By Tania Martin
MARTIN Burt has been the saving grace for Cockatoo’s struggling RSL sub-branch.
He has stepped into the void created following the death of long-time president and World War II Digger, Bob Simonds.
The club faced closure in January with nobody at the helm. Despite admitting it has been a daunting task with some very ‘big shoes’ to fill, Mr Burt has stepped up to the plate.
But the ex-navy man said he couldn’t live with himself if he stood by and watched the RSL close.
“I couldn’t see the doors close and this place become covered in cobwebs, while I was at home thinking maybe I should have done something,” he said.
Mr Burt’s passion for serving his country will now be thrown into his club.
He joined the navy when only 17 as a musician – but he didn’t last long in the navy band.

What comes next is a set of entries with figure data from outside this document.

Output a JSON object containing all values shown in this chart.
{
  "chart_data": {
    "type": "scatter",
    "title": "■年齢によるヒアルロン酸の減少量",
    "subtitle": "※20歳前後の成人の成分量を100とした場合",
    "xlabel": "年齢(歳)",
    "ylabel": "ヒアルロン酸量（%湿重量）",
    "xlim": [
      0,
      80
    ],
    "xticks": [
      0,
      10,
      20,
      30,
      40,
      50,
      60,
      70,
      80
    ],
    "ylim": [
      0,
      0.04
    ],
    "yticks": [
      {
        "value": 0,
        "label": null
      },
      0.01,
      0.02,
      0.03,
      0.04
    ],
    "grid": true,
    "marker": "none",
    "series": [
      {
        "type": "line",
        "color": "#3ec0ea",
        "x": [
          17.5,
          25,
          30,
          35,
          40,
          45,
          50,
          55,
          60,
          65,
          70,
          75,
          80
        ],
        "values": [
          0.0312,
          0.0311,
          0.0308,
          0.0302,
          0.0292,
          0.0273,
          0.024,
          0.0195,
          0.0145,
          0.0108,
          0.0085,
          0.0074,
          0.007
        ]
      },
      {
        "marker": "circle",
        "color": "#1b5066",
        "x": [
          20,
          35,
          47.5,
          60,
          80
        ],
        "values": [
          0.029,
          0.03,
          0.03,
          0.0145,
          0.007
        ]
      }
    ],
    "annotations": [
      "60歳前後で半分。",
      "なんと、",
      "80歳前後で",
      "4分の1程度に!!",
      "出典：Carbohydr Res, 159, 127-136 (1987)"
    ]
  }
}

“I was stuck on low brass practicing in a room the size of a small bathroom, so I requested a transfer,” Mr Burt said.
He then took on a role every young man aspires to be – a quartermaster gunner.
He learnt about all kinds of arms from small handguns to three-storey turrets on ships.
“It was fantastic and great for a young boy,” Mr Burt said.
He stayed in the navy for three years before becoming a pest controller.
Mr Burt tells people “joining up’’ was the best thing he has done – and he can often be heard trying to persuade others to join one of the services.
He never got the chance to go to war but wouldn’t call himself lucky for missing the action.
“It’s something I would have put my hand up for gladly. To fight for your country is why you are in there,” Mr Burt said.
Mr Burt is now planning on building up the Cockatoo RSL, which includes rejuvenating the club.
He said the sub-branch hoped to gain a $50,000 Veterans Affairs grant to spruce up the grounds and the rooms.
The plans include putting in a new verandah at the front and rejuvenating the old gun near the cenotaph.
Mr Burt said the cenotaph was also up for heritage listing, which would make it easier to gain cash to beautify the surrounding area. He also hopes to boost the number of Vietnam veterans at the club.
“We don’t seem to have any … there is a big hole there which we want to fill,” Mr Burt said.